J’ai longtemps été en position de « négociatrice » avec les partenaires sociaux. Passionnée par ce rôle et par les Relations Humaines en général, j’ai voulu explorer les différentes voies de traitement et de résolution des conflits. Puis n’étant plus forcément en position de négociatrice mais parfois aussi de médiatrice, facilitatrice de la sortie de conflit, j’ai voulu approfondir les techniques inhérentes aux deux positions.
A cet égard, rarement lecture ne m’aura été aussi utile que celle du roman Saint-Germain ou la négociation, de Francis Walder (1906-1997). L’auteur, un diplomate belge, a inventé les conversations de quatre diplomates qui négocièrent à Saint-Germain, en 1570, pour tenter de trouver une paix à l’incessant conflit entre catholiques et huguenots. Si l’auteur du roman parvint à gagner le Prix Goncourt en 1958, les négociateurs de la Paix de Saint-Germain ne parvinrent qu’à établir une paix fragile, simple parenthèse avant le massacre de la Saint-Barthélémy qui ensanglanta Paris en 1572.
Dans ce portrait du négociateur, le diplomate professionnel prête à ses ancêtres des finesses, roueries et astuces qu’il décortique dans une approche plus psychologique qu’historique.

Quatre personnages, deux partis, un conflit

On retrouve l’ensemble de la posture du négociateur à travers le portrait des quatre principaux personnages :

• Henri de Malassise, diplomate français, est le personnage central de cette négociation. Il doit trouver un compromis avec les huguenots afin de se partager quelques villes françaises. Habile négociateur, il évoque tout au long du récit les tactiques qu’il met en œuvre, sachant se mettre à la place de l’autre (« je sentais en huguenot afin de mieux le convaincre »).
• Le baron de Biron est désigné par Charles IX pour accompagner le seul véritable négociateur de la délégation du Roi, Monsieur de Malassise. Militaire de carrière, il est chargé par le Roi de « faire tenir ses positions » à Henri de Malassise.
• Le baron d’Ublé, avec Henri de Malassise, est l’autre réel négociateur du roman. Diplomate huguenot, il semble sévère, enfermé et distant tout en pouvant se montrer goguenard. C’est un homme discret mais surtout un excellent acteur.
• Monsieur de Mélynes conduit la délégation huguenote. Sa personnalité apparaît complémentaire à celle du baron d’Ublé.
Les quatre protagonistes appartiennent tous à un camp et vont tenter, par différentes techniques, d’imposer leur point de vue à l’adversaire. Nous nous trouvons en pleine gestion de conflit. Mais les uns sont en posture de négociateurs, les autres de médiateurs.
Certains comportements sont identiques dans les deux situations. Ainsi, laisser passer un peu de temps en cas de blocage, permettre le cas échéant de faire évoluer la situation est une technique qu’Henri de Malassise emploie à plusieurs reprises. La reconnaissance et le remerciement sont des techniques également utilisées par le médiateur et le négociateur, avec une intention plus manipulatoire chez ce dernier. Les métaphores et autres images destinées à faire passer un message sont également couramment utilisées dans les deux cas.
Mais seuls l’altérocentrage et le recentrage appartiennent à la médiation. Alors que le négociateur se sent l’âme d’un « joueur », opposé à un « adversaire », le médiateur est attaché à la dimension d’accompagnement.
Dans l’histoire de France, les deux ambassadeurs du parti protestant ont été tués lors du massacre de la Saint-Barthélémy. En passant en revue toutes les méthodes de négociation possibles, du compromis à la rupture, de la transaction au sacrifice mutuel, le roman semble nous indiquer que ces techniques ne peuvent aboutir qu’à ce que l’Histoire a appelé une « paix boiteuse ».

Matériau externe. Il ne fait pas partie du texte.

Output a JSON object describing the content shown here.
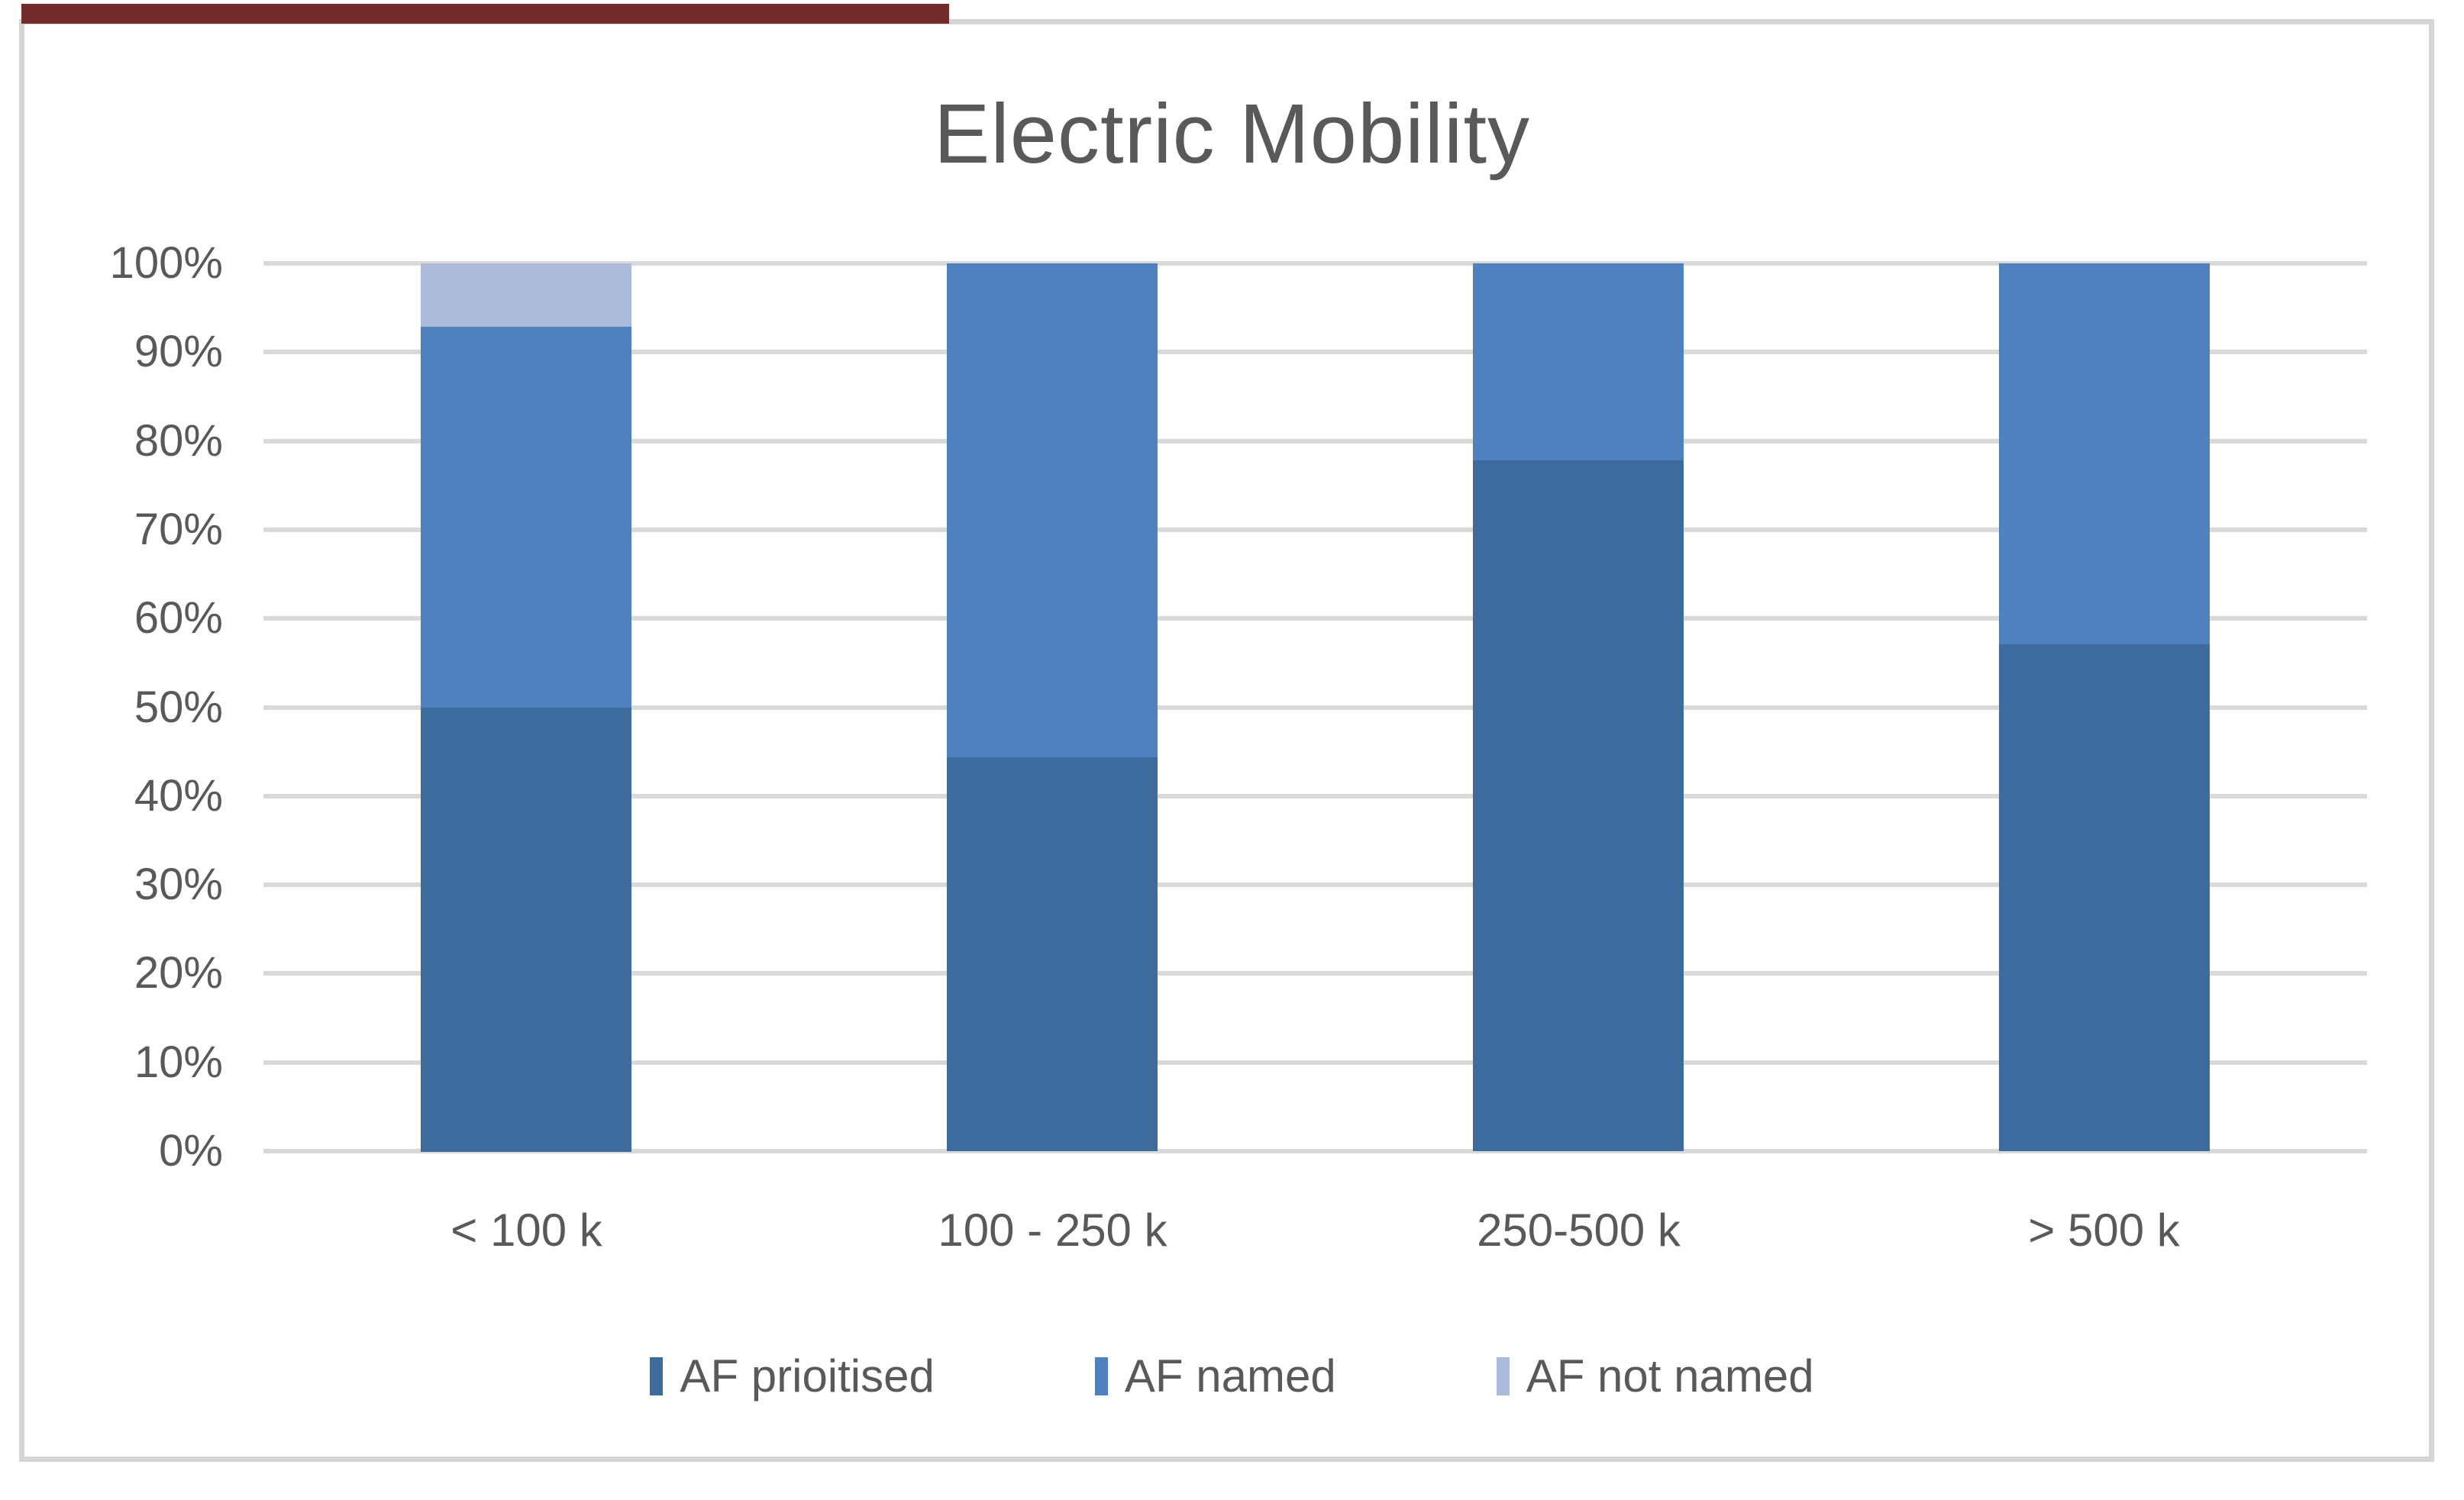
{
  "chart_data": {
    "type": "bar",
    "stacked": true,
    "title": "Electric Mobility",
    "categories": [
      "< 100 k",
      "100 - 250 k",
      "250-500 k",
      "> 500 k"
    ],
    "series": [
      {
        "name": "AF prioitised",
        "color": "#3E6B9D",
        "values": [
          50.0,
          44.4,
          77.8,
          57.1
        ]
      },
      {
        "name": "AF named",
        "color": "#4E81BD",
        "values": [
          42.9,
          55.6,
          22.2,
          42.9
        ]
      },
      {
        "name": "AF not named",
        "color": "#ADBBDA",
        "values": [
          7.1,
          0,
          0,
          0
        ]
      }
    ],
    "xlabel": "",
    "ylabel": "",
    "ylim": [
      0,
      100
    ],
    "yticks": [
      "0%",
      "10%",
      "20%",
      "30%",
      "40%",
      "50%",
      "60%",
      "70%",
      "80%",
      "90%",
      "100%"
    ],
    "grid": true,
    "legend_position": "bottom",
    "colors": {
      "text": "#595959",
      "gridline": "#d9d9d9",
      "frame_border": "#d5d5d5",
      "top_strip": "#742b2b"
    }
  }
}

Avec la médiation, la Saint-Barthélemy eut-elle été évitée ?

Le conflit entre catholiques et huguenots était certes profond. Les guerres ont été longues et nombreuses, mettant l’Europe à feu et à sang pendant plus de deux cents ans. Alors… Si les deux parties adverses avaient faire intervenir un médiateur, c’est-à-dire une tierce personne les accompagnant dans le but de faire émerger la solution entre elles, sans contrainte, sans parti pris, serait-on parvenu à une solution plus définitive ?
Il n’aurait plus été question de « demi-satisfaction entre les parties » car l’accord serait né de l’échange entre les deux. Il n’y aurait pas eu de bonne ou de mauvaise issue… mais une issue qui leur soit commune.
On ne refait pas l’histoire. Mais c’est la leçon que j’avais tiré de cette lecture déjà ancienne, à laquelle je reviens parfois, et qui m’a conforté dans l’acquisition des techniques de la médiation, plutôt que seulement de la négociation.